Energía, automóvil, inmobiliario… el mapa de la Agencia Internacional de la Energía hacia las cero emisiones

En los próximos diez años se perderán cinco millones de empleos en gas y petróleo, pero se ganarán 14 con el avance de las renovables y la bioenergía

La ruta hacia las cero emisiones no se debe dilatar si los distintos estados que componen el mundo quieren convertir en algo más de una promesa su ruta hacia las cero emisiones para 2050.

La Agencia Internacional de la Energía, la IEA por sus siglas en inglés, ha avanzado esta semana en un extensísimo informe cuál es la hoja de ruta a seguir para conseguir, realmente, alinearse con los objetivos firmados en el Acuerdo de París.

Con el punto de partida de que a partir de hoy mismo es necesario dejar de financiar cualquier nuevo proyecto de exploración relacionado con el gas y el petróleo o con la puesta en marcha de nuevas minas de carbón, la agencia ha presentado una hoja de ruta muy trabajada en el que recoge cómo debe hacer la transición energética los sectores considerados como los mayores emisiones de gases de efecto invernadero: la energía, el transporte (entre ellos la utilización del vehículo privado), el sector inmobiliario y la industria.

Un plan por etapas y objetivos completos por por bloques de cinco años -muy en línea con la hoja de ruta que están exigiendo los inversores a las empresas cotizadas- y que exige compromisos ya a partir de este 2021.

La Agencia Internacional de la energía, además, recomienda combinar las medidas de recorte de emisiones con la puesta en marcha de tecnologías que, en paralelo, las capturen. Una tecnología en la que trabajan varias petroleras -entre ellas las estadounidenses-, y también la española Repsol.

2025-2030

La Agencia Internacional de la Energía aconseja ponerse a trabajar desde este momento y hacerlo a través de tres vetos: la no financiación de nuevas plantas de carbón, de explotaciones mineras -incluso si solo son expansiones de las que ya están en marcha- y el fin de las nuevas exploraciones en gas y petróleo.

Unos vetos a los que en 2025 habría que sumar dejar de vender nuevas calderas de combustibles fósiles.

Con estas herramientas, la agencia plantea una serie de objetivos a conseguir en 2030, sobre los que se deberían centrar las estrategias políticas y empresariales.

En 2030 todos los nuevos edificios deben ser cero emisiones

Así, según su mapa, dentro de nueve años, el mundo debería haber conseguido que todos los edificios contaran con acceso universal a la energía y que las nuevas edificaciones fueran cero emisiones.
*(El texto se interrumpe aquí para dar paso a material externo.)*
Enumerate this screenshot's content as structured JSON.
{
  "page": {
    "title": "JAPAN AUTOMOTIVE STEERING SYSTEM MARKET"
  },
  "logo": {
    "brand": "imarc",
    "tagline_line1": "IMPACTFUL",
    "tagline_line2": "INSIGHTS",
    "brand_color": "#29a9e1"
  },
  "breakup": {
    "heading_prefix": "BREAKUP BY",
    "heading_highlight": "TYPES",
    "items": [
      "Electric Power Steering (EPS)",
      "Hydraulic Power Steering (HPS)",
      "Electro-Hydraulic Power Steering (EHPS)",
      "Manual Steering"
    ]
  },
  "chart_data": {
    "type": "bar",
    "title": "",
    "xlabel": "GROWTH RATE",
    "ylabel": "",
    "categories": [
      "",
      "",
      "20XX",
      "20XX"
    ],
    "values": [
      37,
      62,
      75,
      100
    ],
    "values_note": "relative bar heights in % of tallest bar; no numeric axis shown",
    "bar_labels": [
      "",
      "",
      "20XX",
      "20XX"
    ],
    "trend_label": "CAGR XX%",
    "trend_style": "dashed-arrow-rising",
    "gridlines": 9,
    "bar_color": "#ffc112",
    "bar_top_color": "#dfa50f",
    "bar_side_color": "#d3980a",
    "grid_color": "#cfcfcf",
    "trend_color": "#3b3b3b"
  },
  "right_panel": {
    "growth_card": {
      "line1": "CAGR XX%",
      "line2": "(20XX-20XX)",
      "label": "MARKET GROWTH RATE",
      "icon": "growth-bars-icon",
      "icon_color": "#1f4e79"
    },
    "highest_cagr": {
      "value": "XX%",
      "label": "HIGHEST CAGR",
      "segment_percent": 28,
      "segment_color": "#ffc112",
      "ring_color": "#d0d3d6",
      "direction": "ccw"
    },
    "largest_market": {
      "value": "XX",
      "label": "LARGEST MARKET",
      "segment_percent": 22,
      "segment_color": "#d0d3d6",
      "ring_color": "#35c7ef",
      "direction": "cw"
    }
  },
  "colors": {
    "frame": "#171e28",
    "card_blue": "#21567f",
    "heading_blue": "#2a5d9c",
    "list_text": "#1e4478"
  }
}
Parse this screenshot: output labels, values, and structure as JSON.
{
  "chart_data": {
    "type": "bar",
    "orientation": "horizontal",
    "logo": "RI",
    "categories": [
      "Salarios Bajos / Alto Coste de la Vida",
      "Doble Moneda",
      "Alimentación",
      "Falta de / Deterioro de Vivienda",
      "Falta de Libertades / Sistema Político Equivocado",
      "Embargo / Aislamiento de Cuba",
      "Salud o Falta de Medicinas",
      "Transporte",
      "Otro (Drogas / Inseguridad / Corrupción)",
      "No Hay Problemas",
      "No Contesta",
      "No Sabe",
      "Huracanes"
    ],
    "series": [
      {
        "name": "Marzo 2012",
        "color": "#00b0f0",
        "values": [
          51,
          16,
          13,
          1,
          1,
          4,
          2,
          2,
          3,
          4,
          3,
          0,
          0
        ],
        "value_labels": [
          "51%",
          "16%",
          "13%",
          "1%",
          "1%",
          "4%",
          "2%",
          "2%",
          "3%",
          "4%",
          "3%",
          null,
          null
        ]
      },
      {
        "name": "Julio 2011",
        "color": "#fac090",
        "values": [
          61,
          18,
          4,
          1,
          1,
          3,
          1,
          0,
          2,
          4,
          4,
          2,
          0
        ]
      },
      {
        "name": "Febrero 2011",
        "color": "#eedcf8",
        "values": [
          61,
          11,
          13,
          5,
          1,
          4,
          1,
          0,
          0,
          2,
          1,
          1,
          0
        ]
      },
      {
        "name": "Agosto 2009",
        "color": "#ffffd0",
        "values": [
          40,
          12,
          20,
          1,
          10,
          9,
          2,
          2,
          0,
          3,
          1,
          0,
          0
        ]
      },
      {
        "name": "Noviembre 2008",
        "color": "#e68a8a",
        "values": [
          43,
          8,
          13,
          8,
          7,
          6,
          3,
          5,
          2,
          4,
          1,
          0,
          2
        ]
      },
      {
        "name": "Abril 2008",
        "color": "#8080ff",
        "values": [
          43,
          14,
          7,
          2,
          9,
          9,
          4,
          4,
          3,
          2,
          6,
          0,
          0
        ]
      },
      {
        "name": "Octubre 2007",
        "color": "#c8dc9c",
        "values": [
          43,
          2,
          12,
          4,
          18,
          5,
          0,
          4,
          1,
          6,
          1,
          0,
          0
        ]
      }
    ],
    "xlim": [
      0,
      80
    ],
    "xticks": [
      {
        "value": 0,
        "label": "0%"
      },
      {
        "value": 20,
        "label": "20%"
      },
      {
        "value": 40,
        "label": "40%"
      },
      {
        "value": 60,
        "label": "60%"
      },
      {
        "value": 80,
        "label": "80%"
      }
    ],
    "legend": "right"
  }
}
En el caso del sector del automóvil, la agencia espera que ese ejercicio el 60% de los vehículos que se pongan a la venta sean eléctricos y que se estén instalando 1.020 GW de activos solares y de eólicos.

En esta etapa, además, se producirá una intensa reorganización laboral. La ralentización del sector del gas y del petróleo provocará la pérdida de cerca de cinco millones de empleos en el sector energético.

No obstante, la agencia espera que, en términos netos, el impulso de la bioenergía y de la transformación energética añadan nueve millones de empleos (calcula que serán capaces de crear por su desarrollo 14 millones de empleos).

2030-2040

Durante la siguiente década, y con pruebas intermedias, el mapa hacia las cero emisiones presentado por la Agencia Internacional de la Energía incluye objetivos como haber logrado en 2040 que el 50% de los edificios se hayan readaptado para ser cero emisiones, o que el 50% de los combustibles utilizados por la aviación sean poco contaminantes.

La mitad del combustible deberá ser de bajas emisiones en 2040

Para entonces, la agencia cree que la generación eléctrica ya deberá ser ‘net zero’ y los países desarrollados deberían haberlo ya logrado cinco años antes; en el mismo ejercicio -2035- en el que se dejarán de vender vehículos contaminantes.

2050

Si todos estos pasos se consiguen, la IEA cree que en 2050 más del 85% de los edificios en el mundo serán ‘net zero’; el 90% de la industria pesada será de bajas emisiones y casi el 70% de la generación eléctrica provendrá de la energía solar y la eólica a nivel global.